But the shot came with a chaser of confusion and betrayal. Was she really this easy? One wild kiss and she was literally weak in his arms? One kiss and she forgot everything that had happened between them?
Thea wrenched her mouth away. “What the hell are you doing?”
“You asked why,” Gavin panted, his eyes dark. “That’s why.”
CHAPTER THREE
“You did what?”
Gavin slumped in the passenger seat of Del’s truck, the smell of the pizza, chicken wings, and other snacks in the back seat threatening to break the cease-fire in his stomach. It had been several hours since he last threw up, but the spicy odor of buffalo sauce warned that could easily change. “I kissed her.”
Del swore. “I specifically told you not to go see her!”
“I know.”
“And I definitely did not give you permission to kiss her.”
“I didn’t know I needed it.”
“You do. But more importantly, you need hers. Shit.” Del banged his hand on the steering wheel. “You might have set yourself back weeks with that stunt.”
Gavin didn’t argue because he had the sinking feeling Del was right. If Thea could’ve gotten her hands on a frying pan, she might’ve bashed him over the head with it. After pushing him away, she’d told him he had no right to kiss her like that and ordered him to leave.
But there’d also been a moment when she leaned into him, opened for him, let her tongue tangle with his, and breathed a little sigh. A real sigh. It was brief, but in that moment his wife had kissed him back. So maybe he hadn’t completely struck out.
Del hung a right and merged onto the freeway. The inside of the car glowed yellow from the lights of oncoming cars heading into downtown Nashville for a night of honky-tonks. They drove for nearly fifteen minutes until Del exited near Brentwood, a subdivision outside the city where many athletes and country stars lived.

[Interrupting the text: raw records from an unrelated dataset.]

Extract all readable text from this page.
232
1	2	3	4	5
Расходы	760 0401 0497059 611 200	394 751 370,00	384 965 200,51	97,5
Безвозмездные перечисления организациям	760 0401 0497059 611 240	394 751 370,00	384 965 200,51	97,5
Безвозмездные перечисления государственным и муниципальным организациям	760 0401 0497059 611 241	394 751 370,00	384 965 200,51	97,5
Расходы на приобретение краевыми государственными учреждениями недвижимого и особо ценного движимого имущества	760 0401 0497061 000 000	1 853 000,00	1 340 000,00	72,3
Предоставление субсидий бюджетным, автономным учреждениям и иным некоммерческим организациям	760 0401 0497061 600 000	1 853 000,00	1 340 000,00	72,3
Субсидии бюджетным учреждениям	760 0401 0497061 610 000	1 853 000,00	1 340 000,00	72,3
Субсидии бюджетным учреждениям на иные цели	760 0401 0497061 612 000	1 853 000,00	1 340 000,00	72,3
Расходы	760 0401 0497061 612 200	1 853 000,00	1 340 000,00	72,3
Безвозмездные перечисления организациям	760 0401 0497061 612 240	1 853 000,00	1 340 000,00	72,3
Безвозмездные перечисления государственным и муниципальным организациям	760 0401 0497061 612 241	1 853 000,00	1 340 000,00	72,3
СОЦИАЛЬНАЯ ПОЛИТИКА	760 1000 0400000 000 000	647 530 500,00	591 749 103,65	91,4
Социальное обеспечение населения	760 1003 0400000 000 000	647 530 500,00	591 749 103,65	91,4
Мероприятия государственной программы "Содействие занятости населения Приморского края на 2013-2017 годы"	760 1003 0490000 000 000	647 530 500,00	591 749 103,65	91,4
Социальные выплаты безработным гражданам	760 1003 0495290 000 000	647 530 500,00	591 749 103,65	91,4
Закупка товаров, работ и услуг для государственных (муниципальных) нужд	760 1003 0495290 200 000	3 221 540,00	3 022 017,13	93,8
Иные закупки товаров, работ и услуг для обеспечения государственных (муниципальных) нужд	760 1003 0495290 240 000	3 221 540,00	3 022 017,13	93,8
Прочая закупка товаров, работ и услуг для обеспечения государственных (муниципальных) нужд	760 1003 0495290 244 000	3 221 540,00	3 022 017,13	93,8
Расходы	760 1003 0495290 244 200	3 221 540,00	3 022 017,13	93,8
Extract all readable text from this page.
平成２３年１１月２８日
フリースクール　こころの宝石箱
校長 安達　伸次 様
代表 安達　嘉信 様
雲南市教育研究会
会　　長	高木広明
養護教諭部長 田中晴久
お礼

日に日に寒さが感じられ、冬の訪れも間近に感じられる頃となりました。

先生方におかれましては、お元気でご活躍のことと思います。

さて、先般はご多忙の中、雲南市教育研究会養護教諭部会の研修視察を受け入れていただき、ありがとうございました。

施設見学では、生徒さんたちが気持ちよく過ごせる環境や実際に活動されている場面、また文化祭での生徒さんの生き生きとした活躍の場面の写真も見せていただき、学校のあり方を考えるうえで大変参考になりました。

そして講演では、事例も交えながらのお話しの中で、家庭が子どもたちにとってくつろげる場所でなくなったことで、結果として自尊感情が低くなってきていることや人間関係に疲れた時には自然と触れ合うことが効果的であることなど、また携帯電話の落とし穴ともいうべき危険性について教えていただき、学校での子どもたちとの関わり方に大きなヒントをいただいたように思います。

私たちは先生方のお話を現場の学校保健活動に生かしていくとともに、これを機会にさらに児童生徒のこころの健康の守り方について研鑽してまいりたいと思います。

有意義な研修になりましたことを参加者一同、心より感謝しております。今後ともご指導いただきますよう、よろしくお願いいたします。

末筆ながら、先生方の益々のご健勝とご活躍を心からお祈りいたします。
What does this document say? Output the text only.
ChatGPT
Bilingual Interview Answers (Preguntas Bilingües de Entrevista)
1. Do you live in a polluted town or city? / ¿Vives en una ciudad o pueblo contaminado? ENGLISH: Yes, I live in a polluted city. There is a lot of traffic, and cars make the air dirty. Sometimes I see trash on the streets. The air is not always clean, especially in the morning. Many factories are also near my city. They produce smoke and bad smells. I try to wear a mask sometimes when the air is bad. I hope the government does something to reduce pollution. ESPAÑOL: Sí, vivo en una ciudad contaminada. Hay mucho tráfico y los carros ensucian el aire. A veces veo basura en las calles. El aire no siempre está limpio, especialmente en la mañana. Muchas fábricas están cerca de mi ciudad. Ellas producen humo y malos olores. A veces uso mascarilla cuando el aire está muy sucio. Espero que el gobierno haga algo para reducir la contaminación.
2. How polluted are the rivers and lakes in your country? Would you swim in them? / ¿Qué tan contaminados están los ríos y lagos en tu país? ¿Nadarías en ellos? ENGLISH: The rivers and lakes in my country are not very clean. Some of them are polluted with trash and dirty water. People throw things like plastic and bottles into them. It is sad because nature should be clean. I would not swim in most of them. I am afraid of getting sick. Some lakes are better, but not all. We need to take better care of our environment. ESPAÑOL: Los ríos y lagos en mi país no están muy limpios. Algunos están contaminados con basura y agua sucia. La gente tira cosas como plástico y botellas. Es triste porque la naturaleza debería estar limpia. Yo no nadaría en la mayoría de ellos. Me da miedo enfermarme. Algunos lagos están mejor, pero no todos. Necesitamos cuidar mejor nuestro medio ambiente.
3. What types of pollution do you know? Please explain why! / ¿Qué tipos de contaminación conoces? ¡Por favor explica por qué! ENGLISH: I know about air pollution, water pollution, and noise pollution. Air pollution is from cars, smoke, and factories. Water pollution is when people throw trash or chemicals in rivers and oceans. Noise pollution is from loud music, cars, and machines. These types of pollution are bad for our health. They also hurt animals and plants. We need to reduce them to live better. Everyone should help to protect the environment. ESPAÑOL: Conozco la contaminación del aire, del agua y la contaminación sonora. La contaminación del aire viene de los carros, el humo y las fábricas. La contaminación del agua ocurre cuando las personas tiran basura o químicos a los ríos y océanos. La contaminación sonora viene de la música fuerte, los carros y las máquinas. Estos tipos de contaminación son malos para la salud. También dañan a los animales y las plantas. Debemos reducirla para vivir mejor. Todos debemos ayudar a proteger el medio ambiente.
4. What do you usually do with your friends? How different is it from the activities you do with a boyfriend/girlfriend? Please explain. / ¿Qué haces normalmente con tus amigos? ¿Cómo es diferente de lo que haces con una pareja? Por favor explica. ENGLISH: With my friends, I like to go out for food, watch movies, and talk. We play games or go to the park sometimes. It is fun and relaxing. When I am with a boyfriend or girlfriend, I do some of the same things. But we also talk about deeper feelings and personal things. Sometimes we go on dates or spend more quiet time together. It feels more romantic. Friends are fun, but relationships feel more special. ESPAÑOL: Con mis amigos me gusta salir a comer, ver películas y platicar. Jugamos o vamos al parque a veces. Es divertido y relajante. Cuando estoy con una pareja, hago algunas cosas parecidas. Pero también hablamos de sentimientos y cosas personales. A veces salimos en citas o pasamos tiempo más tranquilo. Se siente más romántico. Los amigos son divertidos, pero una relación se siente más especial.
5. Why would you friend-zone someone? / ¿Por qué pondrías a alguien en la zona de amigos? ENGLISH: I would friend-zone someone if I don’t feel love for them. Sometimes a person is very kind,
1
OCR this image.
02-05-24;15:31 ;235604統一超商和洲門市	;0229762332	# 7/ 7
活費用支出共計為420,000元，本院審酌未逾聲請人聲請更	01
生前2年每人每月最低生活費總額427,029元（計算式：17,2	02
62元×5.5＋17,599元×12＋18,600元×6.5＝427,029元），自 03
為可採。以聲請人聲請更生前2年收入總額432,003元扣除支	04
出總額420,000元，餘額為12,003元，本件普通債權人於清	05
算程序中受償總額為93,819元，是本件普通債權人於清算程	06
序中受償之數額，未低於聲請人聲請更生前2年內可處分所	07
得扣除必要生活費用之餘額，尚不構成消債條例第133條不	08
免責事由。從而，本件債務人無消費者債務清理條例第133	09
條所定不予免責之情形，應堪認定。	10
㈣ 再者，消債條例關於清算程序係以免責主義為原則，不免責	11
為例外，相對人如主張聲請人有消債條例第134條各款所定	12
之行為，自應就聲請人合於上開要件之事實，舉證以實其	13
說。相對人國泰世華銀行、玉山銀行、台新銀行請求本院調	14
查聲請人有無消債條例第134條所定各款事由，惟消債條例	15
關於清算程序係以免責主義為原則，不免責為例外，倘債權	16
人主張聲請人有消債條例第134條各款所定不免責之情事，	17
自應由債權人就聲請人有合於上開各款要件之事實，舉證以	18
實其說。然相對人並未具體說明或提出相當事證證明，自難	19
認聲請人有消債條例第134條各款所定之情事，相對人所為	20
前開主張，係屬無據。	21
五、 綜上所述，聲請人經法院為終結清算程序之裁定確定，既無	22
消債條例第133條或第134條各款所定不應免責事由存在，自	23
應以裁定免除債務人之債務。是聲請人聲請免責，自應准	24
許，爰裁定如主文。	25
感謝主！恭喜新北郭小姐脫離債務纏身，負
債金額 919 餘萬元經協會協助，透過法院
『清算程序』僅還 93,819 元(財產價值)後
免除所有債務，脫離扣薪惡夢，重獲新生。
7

Gavin preferred Franklin. A lot of celebrities lived there too, but the historic, tree-lined streets gave it a small-town feel. They lived in a normal neighborhood, not a stuffy mansion-filled subdivision. Their house was within walking distance of a little downtown where the girls could get a library book and an ice-cream cone, and where they had become regulars at the local diner with its cracked vinyl booths. The only tourists they ever got there were Civil War buffs who wanted to tour the local battlefield.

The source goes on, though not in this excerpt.